The warning, from Competition and Markets Authority (CMA) marks a clampdown on sponsored ads, otherwise known as ‘native content’.
The CMA found that Starcom and TAN had “arranged for endorsements in online articles and blogs on behalf of MYJAR, a short-term loan provider, without making it clear that they were advertising”, according to a press release from the watchdog. The amount or nature of these hidden ads was not disclosed.
The two agencies and MYJAR itself have all now promised to “ensure all advertising and other marketing in articles and blogs is clearly labelled or identified so that it is distinguishable from the opinion of a journalist or blogger”.
The companies are said to have “engaged constructively” with the CMA’s investigation, and will make sure all sponsored content is labeled as such, not presented as opinion.
In a bid to make an example out of this particular case, the CMA has written to 13 marketing companies, 20 businesses that use the services of marketing companies and 33 publishers of online articles and blogs, to warn them that helping to arrange or publish advertising or other marketing that is not clearly distinguishable from the opinion of a journalist or blogger may result in them breaking the law.

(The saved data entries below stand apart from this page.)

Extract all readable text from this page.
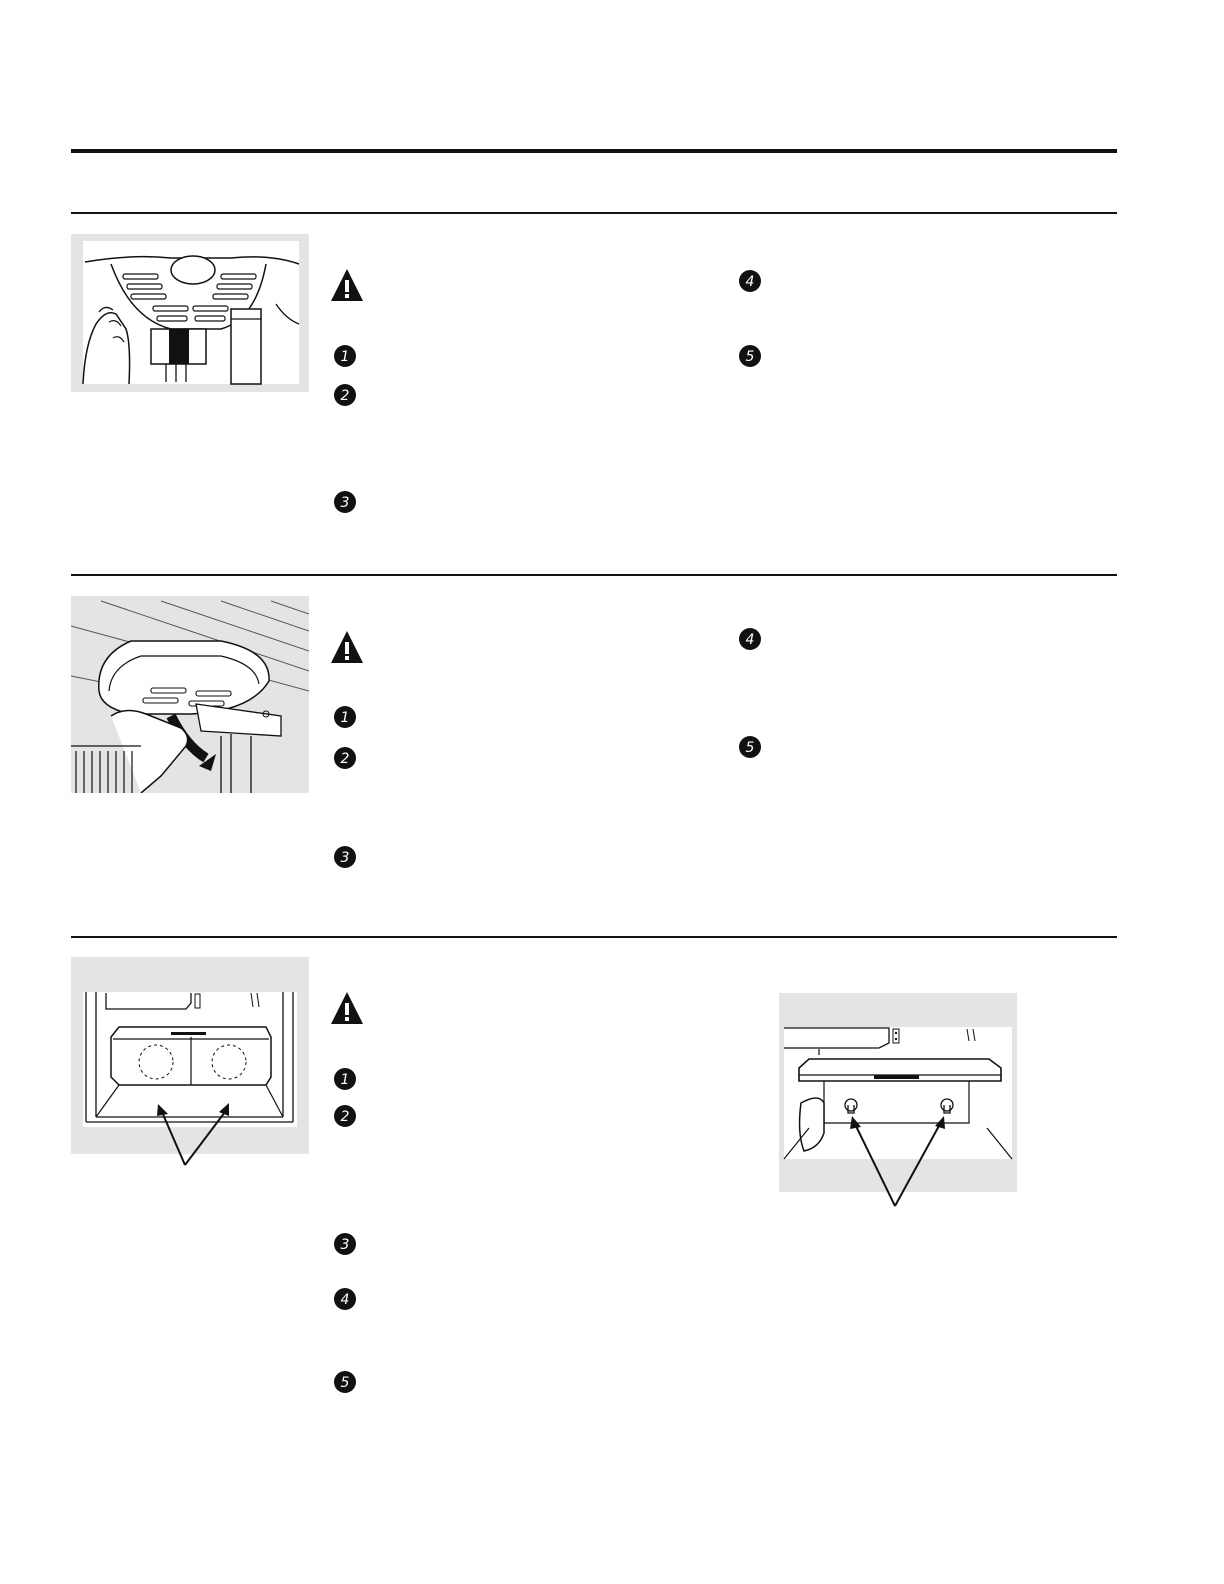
1
2
3
4
5
1
2
3
4
5
1
2
3
4
5
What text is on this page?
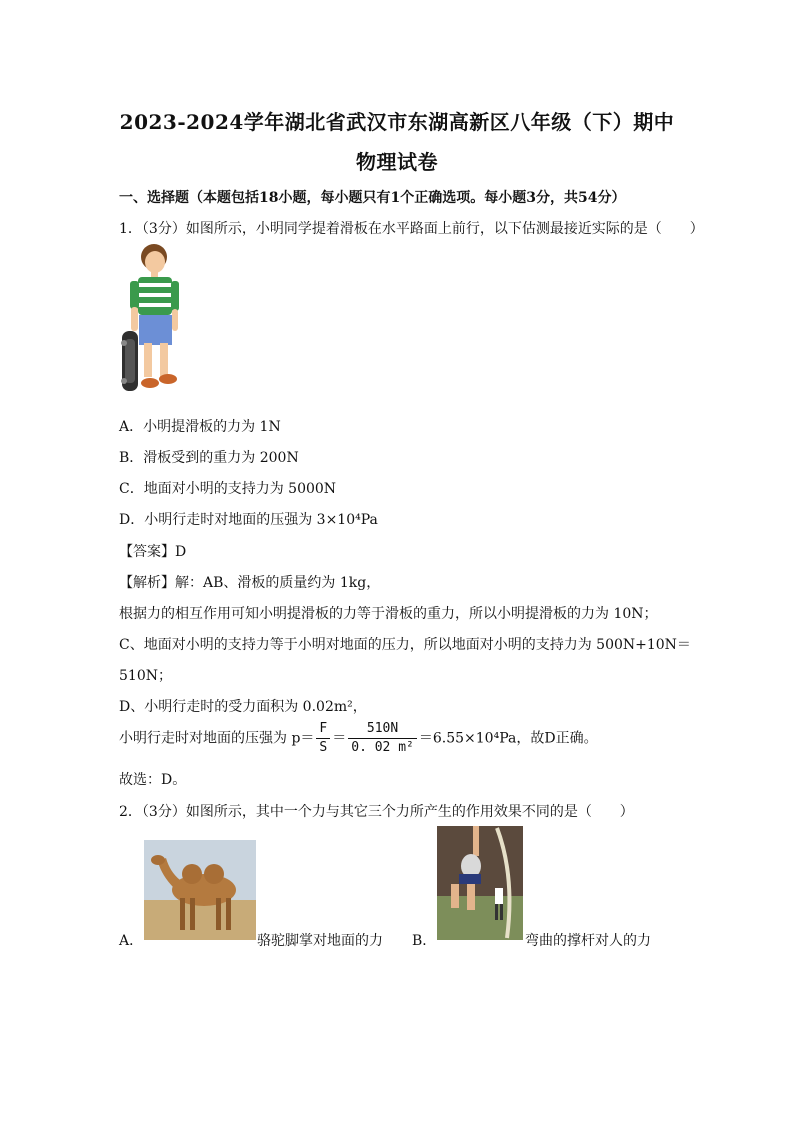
2023-2024学年湖北省武汉市东湖高新区八年级（下）期中
物理试卷
一、选择题（本题包括18小题，每小题只有1个正确选项。每小题3分，共54分）
1．（3分）如图所示，小明同学提着滑板在水平路面上前行，以下估测最接近实际的是（　　）
A．小明提滑板的力为 1N
B．滑板受到的重力为 200N
C．地面对小明的支持力为 5000N
D．小明行走时对地面的压强为 3×10⁴Pa
【答案】D
【解析】解：AB、滑板的质量约为 1kg，
根据力的相互作用可知小明提滑板的力等于滑板的重力，所以小明提滑板的力为 10N；
C、地面对小明的支持力等于小明对地面的压力，所以地面对小明的支持力为 500N+10N＝
510N；
D、小明行走时的受力面积为 0.02m²，
小明行走时对地面的压强为 $p= \frac{F}{S} = \frac{510N}{\text{0. 02 m²}} =6.55\times 10^4Pa$，故D正确。
故选：D。
2．（3分）如图所示，其中一个力与其它三个力所产生的作用效果不同的是（　　）
A．	骆驼脚掌对地面的力 B．	弯曲的撑杆对人的力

The CMA has published open letters on its website so that all businesses, marketing companies and publishers are able to look at the steps they need to take to comply with consumer protection law.
The move follows a call for information around the issue published by the watchdog in February 2015, and two investigations that concluded into marketing businesses in February and in March respectively.
Nisha Arora, CMA senior director, consumer, said: “Failing to identify advertising and other marketing, so that it appears to be the opinion of a journalist or blogger, is unlawful and unacceptable.
“The businesses being promoted, the marketing companies arranging promotions and publishers of online articles all need to play their role and maintain trust online by ensuring that advertising and other marketing is clearly distinguishable from editorial content and that this is not hidden from the consumer.
“The CMA will continue to enforce the law so that consumers can have confidence in the reviews or opinions they read online.
Recently, the UK’s Advertising Standards Authority (ASA) also submitted guidelines for bloggers vloggers, bloggers and social media stars getting paid to feature products.